A while back I heard some samples of the difference between lossless files and their compressed forms (MP3) and thought it seemed pretty cool to hear what data the compression algorithms are throwing away. I just got around to trying this for myself. Here's what I did:

  • First things first, you'll need sox with the appropriate formats installed. Optionally install octave, and vorbis-tools or a compressor of your choice. On debian: apt-get install octave sox libsox-fmt-all vorbis-tools
  • Start with a lossless file, eg a FLAC or a WAV ripped from a CD.

$ sox ~/Music/Dalriada/Jegbonto/05\ -\ Téli\ ének.flac original.wav

  • Convert it to a lossy format.

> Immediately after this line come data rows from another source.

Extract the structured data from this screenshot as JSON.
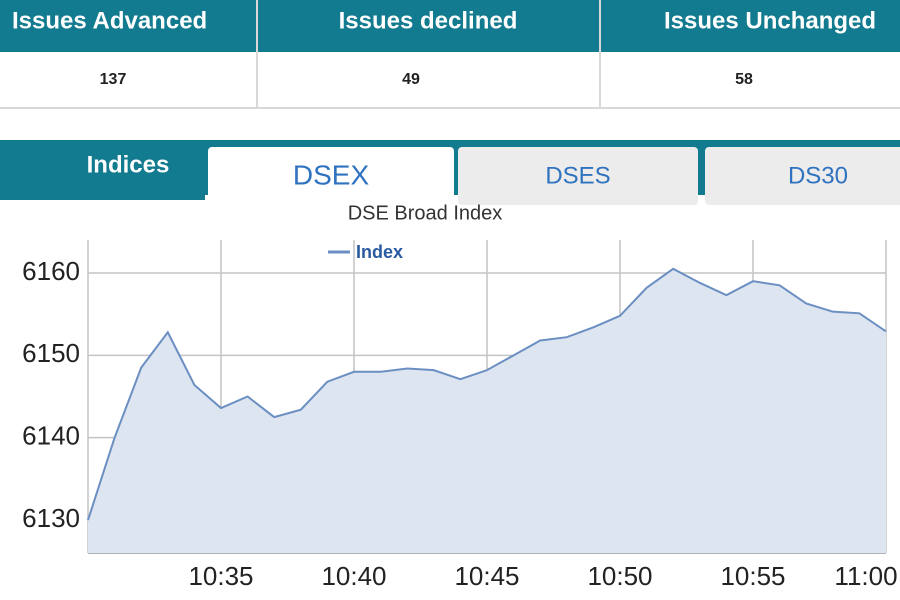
{
  "table": {
    "headers": [
      "Issues Advanced",
      "Issues declined",
      "Issues Unchanged"
    ],
    "rows": [
      [
        "137",
        "49",
        "58"
      ]
    ]
  },
  "tabs": {
    "label": "Indices",
    "items": [
      "DSEX",
      "DSES",
      "DS30"
    ],
    "active": 0
  },
  "chart_data": {
    "type": "line",
    "title": "DSE Broad Index",
    "x": [
      "10:30",
      "10:31",
      "10:32",
      "10:33",
      "10:34",
      "10:35",
      "10:36",
      "10:37",
      "10:38",
      "10:39",
      "10:40",
      "10:41",
      "10:42",
      "10:43",
      "10:44",
      "10:45",
      "10:46",
      "10:47",
      "10:48",
      "10:49",
      "10:50",
      "10:51",
      "10:52",
      "10:53",
      "10:54",
      "10:55",
      "10:56",
      "10:57",
      "10:58",
      "10:59",
      "11:00"
    ],
    "series": [
      {
        "name": "Index",
        "color": "#6b8fc2",
        "values": [
          6130,
          6140,
          6148.5,
          6152.8,
          6146.4,
          6143.6,
          6145,
          6142.5,
          6143.4,
          6146.8,
          6148,
          6148,
          6148.4,
          6148.2,
          6147.1,
          6148.2,
          6150,
          6151.8,
          6152.2,
          6153.4,
          6154.8,
          6158.2,
          6160.5,
          6158.8,
          6157.3,
          6159,
          6158.5,
          6156.3,
          6155.3,
          6155.1,
          6152.9
        ]
      }
    ],
    "area": true,
    "area_color": "#dde5f0",
    "xlim": [
      "10:30",
      "11:00"
    ],
    "xticks": [
      "10:35",
      "10:40",
      "10:45",
      "10:50",
      "10:55",
      "11:00"
    ],
    "ylim": [
      6126,
      6164
    ],
    "yticks": [
      6130,
      6140,
      6150,
      6160
    ],
    "grid": true
  }
}
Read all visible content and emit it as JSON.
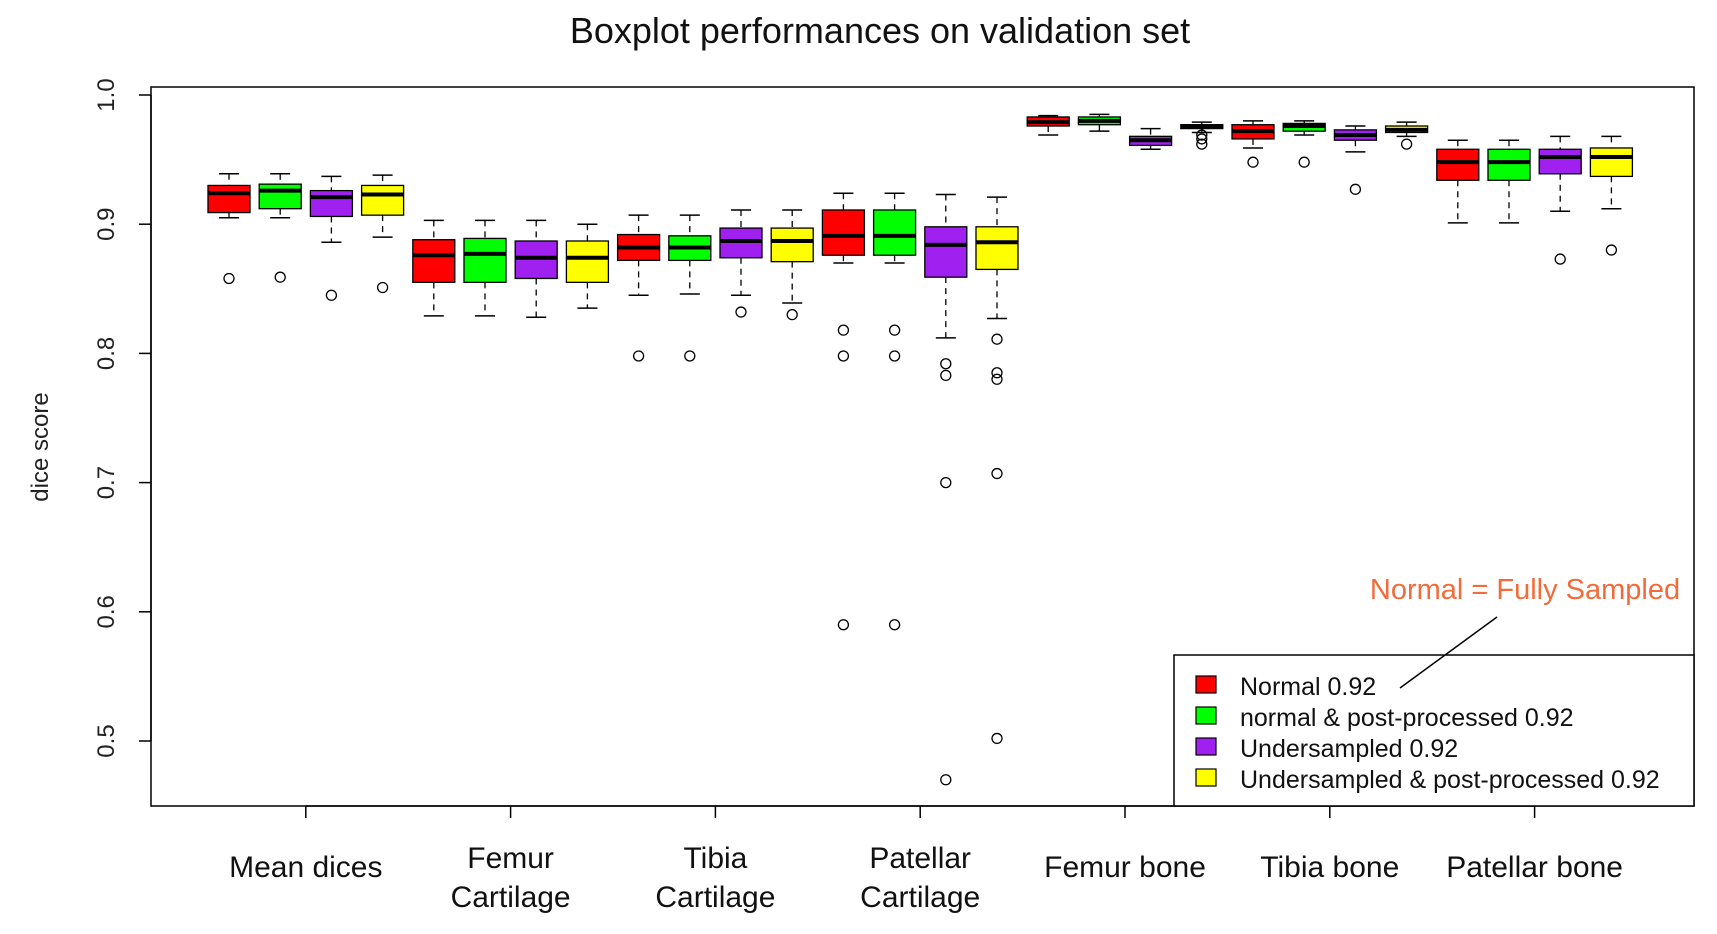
{
  "chart_data": {
    "type": "boxplot",
    "title": "Boxplot performances on validation set",
    "xlabel": "",
    "ylabel": "dice score",
    "ylim": [
      0.45,
      1.0
    ],
    "yticks": [
      0.5,
      0.6,
      0.7,
      0.8,
      0.9,
      1.0
    ],
    "ytick_labels": [
      "0.5",
      "0.6",
      "0.7",
      "0.8",
      "0.9",
      "1.0"
    ],
    "grid": false,
    "legend_position": "bottom-right",
    "annotation": "Normal = Fully Sampled",
    "groups": [
      {
        "label_lines": [
          "Mean dices"
        ]
      },
      {
        "label_lines": [
          "Femur",
          "Cartilage"
        ]
      },
      {
        "label_lines": [
          "Tibia",
          "Cartilage"
        ]
      },
      {
        "label_lines": [
          "Patellar",
          "Cartilage"
        ]
      },
      {
        "label_lines": [
          "Femur bone"
        ]
      },
      {
        "label_lines": [
          "Tibia bone"
        ]
      },
      {
        "label_lines": [
          "Patellar bone"
        ]
      }
    ],
    "series": [
      {
        "name": "Normal 0.92",
        "color": "#ff0000",
        "boxes": [
          {
            "whisker_low": 0.905,
            "q1": 0.909,
            "median": 0.924,
            "q3": 0.93,
            "whisker_high": 0.939,
            "outliers": [
              0.858
            ]
          },
          {
            "whisker_low": 0.829,
            "q1": 0.855,
            "median": 0.876,
            "q3": 0.888,
            "whisker_high": 0.903,
            "outliers": []
          },
          {
            "whisker_low": 0.845,
            "q1": 0.872,
            "median": 0.882,
            "q3": 0.892,
            "whisker_high": 0.907,
            "outliers": [
              0.798
            ]
          },
          {
            "whisker_low": 0.87,
            "q1": 0.876,
            "median": 0.891,
            "q3": 0.911,
            "whisker_high": 0.924,
            "outliers": [
              0.818,
              0.798,
              0.59
            ]
          },
          {
            "whisker_low": 0.969,
            "q1": 0.976,
            "median": 0.979,
            "q3": 0.983,
            "whisker_high": 0.984,
            "outliers": []
          },
          {
            "whisker_low": 0.959,
            "q1": 0.966,
            "median": 0.972,
            "q3": 0.977,
            "whisker_high": 0.98,
            "outliers": [
              0.948
            ]
          },
          {
            "whisker_low": 0.901,
            "q1": 0.934,
            "median": 0.948,
            "q3": 0.958,
            "whisker_high": 0.965,
            "outliers": []
          }
        ]
      },
      {
        "name": "normal & post-processed 0.92",
        "color": "#00ff00",
        "boxes": [
          {
            "whisker_low": 0.905,
            "q1": 0.912,
            "median": 0.926,
            "q3": 0.931,
            "whisker_high": 0.939,
            "outliers": [
              0.859
            ]
          },
          {
            "whisker_low": 0.829,
            "q1": 0.855,
            "median": 0.877,
            "q3": 0.889,
            "whisker_high": 0.903,
            "outliers": []
          },
          {
            "whisker_low": 0.846,
            "q1": 0.872,
            "median": 0.882,
            "q3": 0.891,
            "whisker_high": 0.907,
            "outliers": [
              0.798
            ]
          },
          {
            "whisker_low": 0.87,
            "q1": 0.876,
            "median": 0.891,
            "q3": 0.911,
            "whisker_high": 0.924,
            "outliers": [
              0.818,
              0.798,
              0.59
            ]
          },
          {
            "whisker_low": 0.972,
            "q1": 0.977,
            "median": 0.98,
            "q3": 0.983,
            "whisker_high": 0.985,
            "outliers": []
          },
          {
            "whisker_low": 0.969,
            "q1": 0.972,
            "median": 0.976,
            "q3": 0.978,
            "whisker_high": 0.98,
            "outliers": [
              0.948
            ]
          },
          {
            "whisker_low": 0.901,
            "q1": 0.934,
            "median": 0.948,
            "q3": 0.958,
            "whisker_high": 0.965,
            "outliers": []
          }
        ]
      },
      {
        "name": "Undersampled 0.92",
        "color": "#a020f0",
        "boxes": [
          {
            "whisker_low": 0.886,
            "q1": 0.906,
            "median": 0.921,
            "q3": 0.926,
            "whisker_high": 0.937,
            "outliers": [
              0.845
            ]
          },
          {
            "whisker_low": 0.828,
            "q1": 0.858,
            "median": 0.874,
            "q3": 0.887,
            "whisker_high": 0.903,
            "outliers": []
          },
          {
            "whisker_low": 0.845,
            "q1": 0.874,
            "median": 0.887,
            "q3": 0.897,
            "whisker_high": 0.911,
            "outliers": [
              0.832
            ]
          },
          {
            "whisker_low": 0.812,
            "q1": 0.859,
            "median": 0.884,
            "q3": 0.898,
            "whisker_high": 0.923,
            "outliers": [
              0.792,
              0.783,
              0.7,
              0.47
            ]
          },
          {
            "whisker_low": 0.958,
            "q1": 0.961,
            "median": 0.965,
            "q3": 0.968,
            "whisker_high": 0.974,
            "outliers": []
          },
          {
            "whisker_low": 0.956,
            "q1": 0.965,
            "median": 0.969,
            "q3": 0.973,
            "whisker_high": 0.976,
            "outliers": [
              0.927
            ]
          },
          {
            "whisker_low": 0.91,
            "q1": 0.939,
            "median": 0.952,
            "q3": 0.958,
            "whisker_high": 0.968,
            "outliers": [
              0.873
            ]
          }
        ]
      },
      {
        "name": "Undersampled & post-processed 0.92",
        "color": "#ffff00",
        "boxes": [
          {
            "whisker_low": 0.89,
            "q1": 0.907,
            "median": 0.923,
            "q3": 0.93,
            "whisker_high": 0.938,
            "outliers": [
              0.851
            ]
          },
          {
            "whisker_low": 0.835,
            "q1": 0.855,
            "median": 0.874,
            "q3": 0.887,
            "whisker_high": 0.9,
            "outliers": []
          },
          {
            "whisker_low": 0.839,
            "q1": 0.871,
            "median": 0.887,
            "q3": 0.897,
            "whisker_high": 0.911,
            "outliers": [
              0.83
            ]
          },
          {
            "whisker_low": 0.827,
            "q1": 0.865,
            "median": 0.886,
            "q3": 0.898,
            "whisker_high": 0.921,
            "outliers": [
              0.811,
              0.785,
              0.78,
              0.707,
              0.502
            ]
          },
          {
            "whisker_low": 0.971,
            "q1": 0.974,
            "median": 0.976,
            "q3": 0.977,
            "whisker_high": 0.979,
            "outliers": [
              0.969,
              0.966,
              0.962
            ]
          },
          {
            "whisker_low": 0.968,
            "q1": 0.971,
            "median": 0.973,
            "q3": 0.976,
            "whisker_high": 0.979,
            "outliers": [
              0.962
            ]
          },
          {
            "whisker_low": 0.912,
            "q1": 0.937,
            "median": 0.952,
            "q3": 0.959,
            "whisker_high": 0.968,
            "outliers": [
              0.88
            ]
          }
        ]
      }
    ]
  }
}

I'd reccomend using vorbis, since I had trouble with MP3, see below. For example:

$ oggenc -q 5 -o lossy.ogg original.wav

  • Convert the compressed file and original to RAW format. Check that they're the same size.

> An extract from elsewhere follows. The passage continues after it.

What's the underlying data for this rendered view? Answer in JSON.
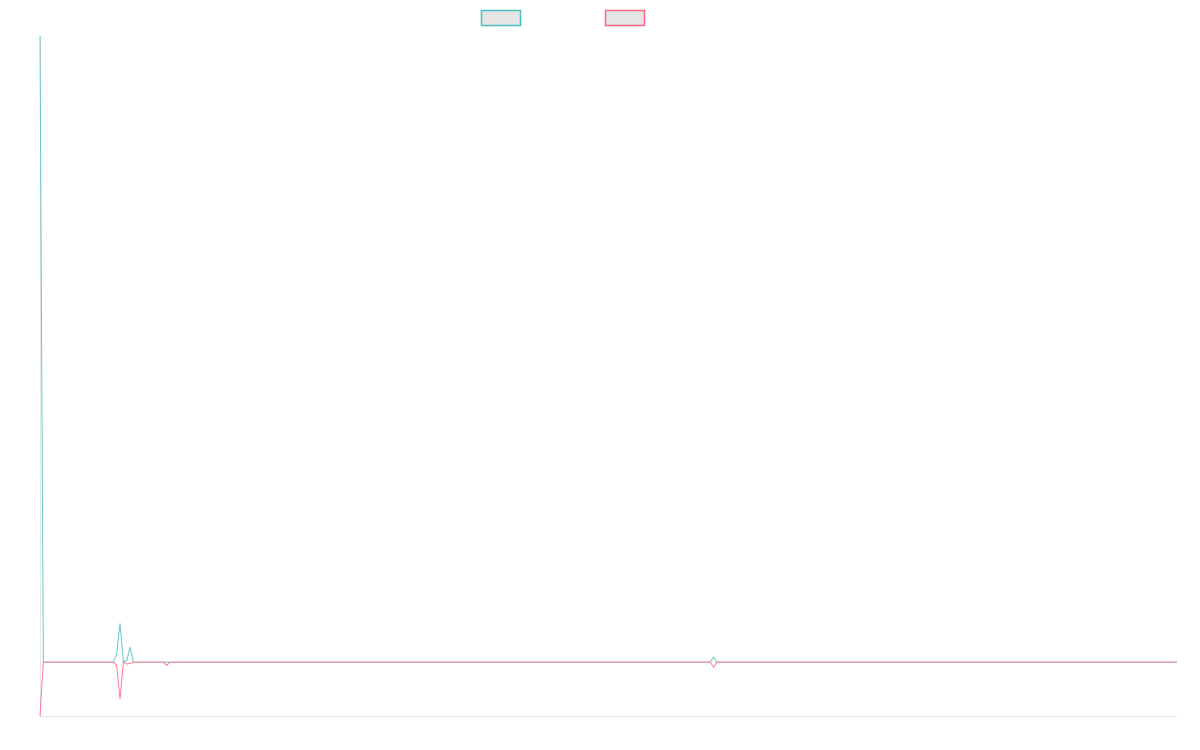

$ sox original.wav original.raw
$ sox lossy.ogg lossy.raw
$ ls -l *raw

  • Start octave or matlab and run the following commands to subtract the files as 16-bit signed ints (alternative follows):

> original=fread(fopen('original.raw'),Inf,'int16');
> lossy=fread(fopen('lossy.raw'),Inf,'int16');
> fwrite(fopen('out.raw','w'),original-lossy,'int16');

  • Alternatively, if you don't have/want to install octave, Techmeology provides some C code to acheive the same thing.

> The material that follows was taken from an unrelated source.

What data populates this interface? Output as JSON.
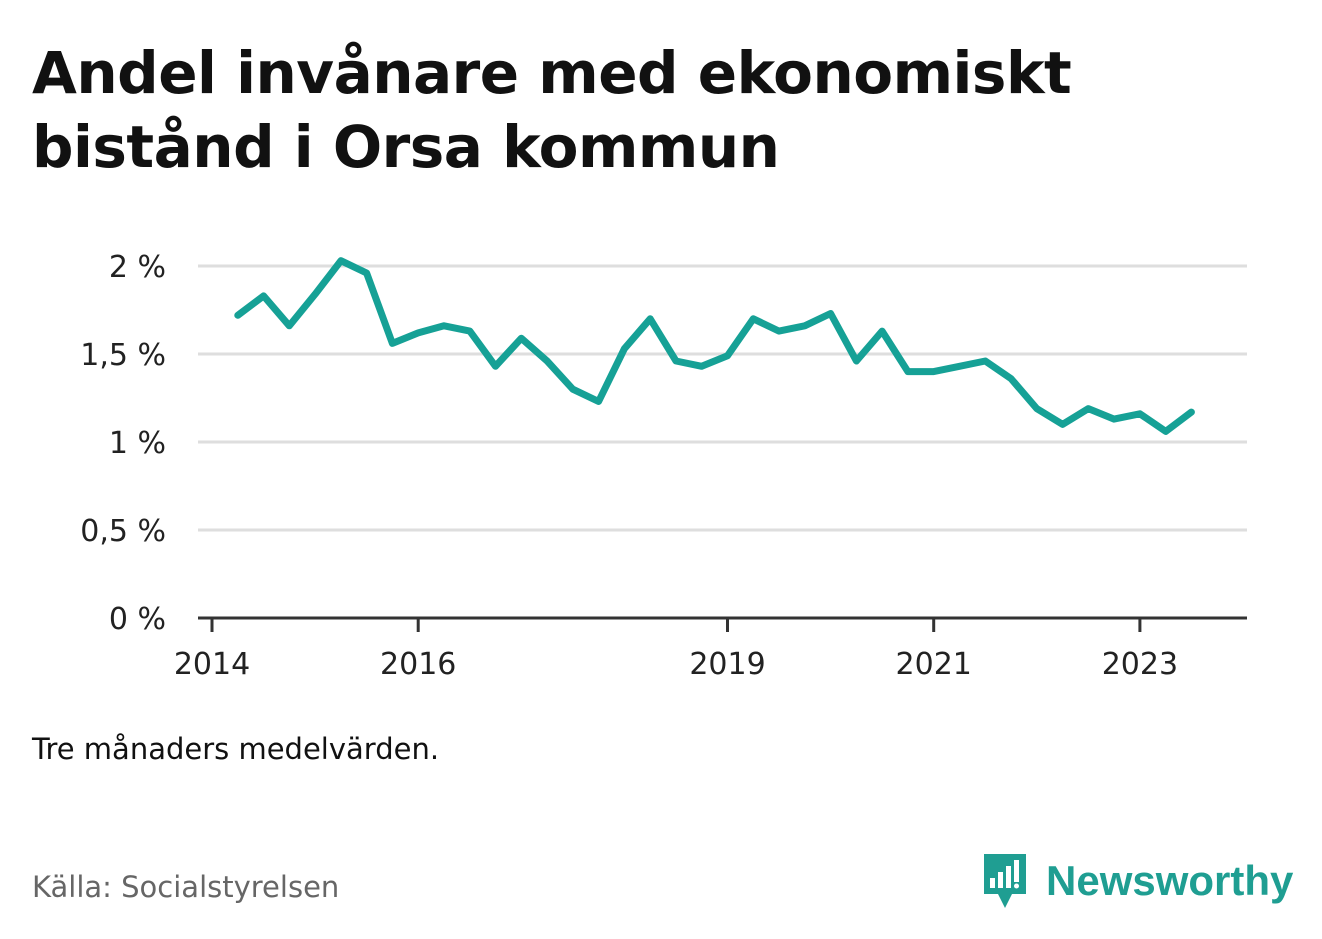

$ gcc -o compare compare.c
$ ./compare original.raw lossy.raw > out.raw

  • Now convert it to a usable format (eg wav). Optionally you can amplify it to bring it to an audible volume level. Here I've applied 10dB of gain:

$ sox -r 44100 -t raw -e signed-integer -c 2 -b 16 out.raw out.wav gain +10

And there you have it. I was left with a sort of haunting ghostly screaming sound. I would share but you know, copyright and all that. If anyone can suggest some creative commons music to publish samples of though, I'd be happy to do that.

I have noticed a problem though - by converting to MP3 and back you seem to end up with fewer samples. I've tried padding it out with zeros before the comparison, but it then the difference file becomes just a choppier-sounding version of the original. If anyone knows how to resolve this, please do let me know.